In the article What's Wrong with canned courses? Just one thing, Lisa Lane tells us that what's wrong with using and depending on too many or all of a publisher's prepared content for our courses is that we are modeling the wrong thing. We are modeling a lack of creativity, an absence of critical thinking and a lack of respect for our own profession.

I'd say the problem goes even further: we just aren't doing our job when we adopt these materials without "disassembling, reinventing, repurposing or recreating" them.

When we allow ourselves to be so removed from the actual function of our jobs, what is the point to us at all?

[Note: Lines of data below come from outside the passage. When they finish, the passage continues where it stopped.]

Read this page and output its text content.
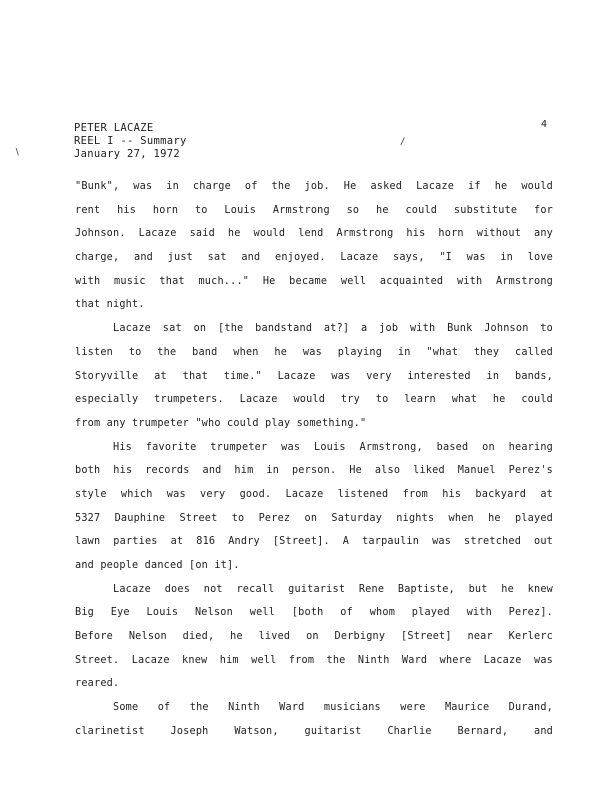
PETER LACAZE
REEL I -- Summary
January 27, 1972
4
∕
∖
"Bunk", was in charge of the job. He asked Lacaze if he would
rent his horn to Louis Armstrong so he could substitute for
Johnson. Lacaze said he would lend Armstrong his horn without any
charge, and just sat and enjoyed. Lacaze says, "I was in love
with music that much..." He became well acquainted with Armstrong
that night.
Lacaze sat on [the bandstand at?] a job with Bunk Johnson to
listen to the band when he was playing in "what they called
Storyville at that time." Lacaze was very interested in bands,
especially trumpeters. Lacaze would try to learn what he could
from any trumpeter "who could play something."
His favorite trumpeter was Louis Armstrong, based on hearing
both his records and him in person. He also liked Manuel Perez's
style which was very good. Lacaze listened from his backyard at
5327 Dauphine Street to Perez on Saturday nights when he played
lawn parties at 816 Andry [Street]. A tarpaulin was stretched out
and people danced [on it].
Lacaze does not recall guitarist Rene Baptiste, but he knew
Big Eye Louis Nelson well [both of whom played with Perez].
Before Nelson died, he lived on Derbigny [Street] near Kerlerc
Street. Lacaze knew him well from the Ninth Ward where Lacaze was
reared.
Some of the Ninth Ward musicians were Maurice Durand,
clarinetist Joseph Watson, guitarist Charlie Bernard, and
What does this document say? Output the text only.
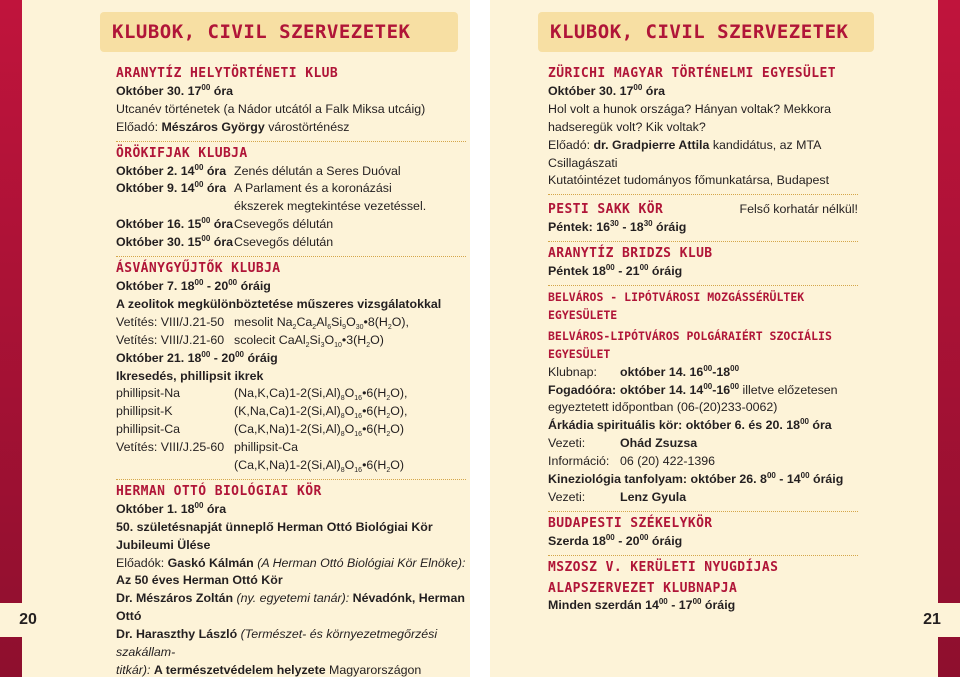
20
KLUBOK, CIVIL SZERVEZETEK
ARANYTÍZ HELYTÖRTÉNETI KLUB
Október 30. $17^{00}$ óra
Utcanév történetek (a Nádor utcától a Falk Miksa utcáig)
Előadó: Mészáros György várostörténész
ÖRÖKIFJAK KLUBJA
Október 2. $14^{00}$ óra Zenés délután a Seres Duóval
Október 9. $14^{00}$ óra A Parlament és a koronázási
ékszerek megtekintése vezetéssel.
Október 16. $15^{00}$ óra Csevegős délután
Október 30. $15^{00}$ óra Csevegős délután
ÁSVÁNYGYŰJTŐK KLUBJA
Október 7. $18^{00} - 20^{00}$ óráig
A zeolitok megkülönböztetése műszeres vizsgálatokkal
Vetítés: VIII/J.21-50 mesolit $Na_2Ca_2Al_6Si_9O_{30}•8(H_2O)$,
Vetítés: VIII/J.21-60 scolecit $CaAl_2Si_3O_{10}•3(H_2O)$
Október 21. $18^{00} - 20^{00}$ óráig
Ikresedés, phillipsit ikrek
phillipsit-Na	$(Na,K,Ca)1-2(Si,Al)_8O_{16}•6(H_2O)$,
phillipsit-K	$(K,Na,Ca)1-2(Si,Al)_8O_{16}•6(H_2O)$,
phillipsit-Ca	$(Ca,K,Na)1-2(Si,Al)_8O_{16}•6(H_2O)$
Vetítés: VIII/J.25-60 phillipsit-Ca
$(Ca,K,Na)1-2(Si,Al)_8O_{16}•6(H_2O)$
HERMAN OTTÓ BIOLÓGIAI KÖR
Október 1. $18^{00}$ óra
50. születésnapját ünneplő Herman Ottó Biológiai Kör
Jubileumi Ülése
Előadók: Gaskó Kálmán (A Herman Ottó Biológiai Kör Elnöke):
Az 50 éves Herman Ottó Kör
Dr. Mészáros Zoltán (ny. egyetemi tanár): Névadónk, Herman Ottó
Dr. Haraszthy László (Természet- és környezetmegőrzési szakállam-
titkár): A természetvédelem helyzete Magyarországon
21
KLUBOK, CIVIL SZERVEZETEK
ZÜRICHI MAGYAR TÖRTÉNELMI EGYESÜLET
Október 30. $17^{00}$ óra
Hol volt a hunok országa? Hányan voltak? Mekkora
hadseregük volt? Kik voltak?
Előadó: dr. Gradpierre Attila kandidátus, az MTA Csillagászati
Kutatóintézet tudományos főmunkatársa, Budapest
PESTI SAKK KÖR	Felső korhatár nélkül!
Péntek: $16^{30} - 18^{30}$ óráig
ARANYTÍZ BRIDZS KLUB
Péntek $18^{00} - 21^{00}$ óráig
BELVÁROS - LIPÓTVÁROSI MOZGÁSSÉRÜLTEK EGYESÜLETE
BELVÁROS-LIPÓTVÁROS POLGÁRAIÉRT SZOCIÁLIS EGYESÜLET
Klubnap:	október 14. $16^{00}-18^{00}$
Fogadóóra: október 14. $14^{00}-16^{00}$ illetve előzetesen
egyeztetett időpontban (06-(20)233-0062)
Árkádia spirituális kör: október 6. és 20. $18^{00}$ óra
Vezeti:	Ohád Zsuzsa
Információ: 06 (20) 422-1396
Kineziológia tanfolyam: október 26. $8^{00} - 14^{00}$ óráig
Vezeti:	Lenz Gyula
BUDAPESTI SZÉKELYKÖR
Szerda $18^{00} - 20^{00}$ óráig
MSZOSZ V. KERÜLETI NYUGDÍJAS
ALAPSZERVEZET KLUBNAPJA
Minden szerdán $14^{00} - 17^{00}$ óráig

Pearson (Education) is being granted the right to offer degrees in England, and now they are clearly playing a game of openwashing with their new OpenClass LMS. These publishing companies realize that the paper-based textbook market is on its deathbed. It will be all e-book, digital and interactive. Their days of "pushing" paper are numbered.


Knowledge is out there, available and free.

To survive, the publishers and large LMS providers have to change their business model. Part of that change seems to be to position themselves as "open." I'd say they are about as open as BP is green with their BP logo all green and sunny. The other change to survive seems to be one where they encroach on what we as educators do. When we adopt their materials in a big big way, we turn ourselves into clerical workers who simply put up grades and shuffle virtual paper. Gosh, I hope the future of teaching is not as an assembly worker.

I'm not saying that using some of the publishers materials is all bad as long as there is a healthy dose of us in the mix, us as the curators, remixers and creators.

I think it is time to reread our job description. I don't know about yours, but in mine curriculum development is way up there.

When we give that task to Pearson or McGraw-Hill or Blackboard or someone else, are we doing our jobs? Will we have a job in the future?

Will we need colleges and universities?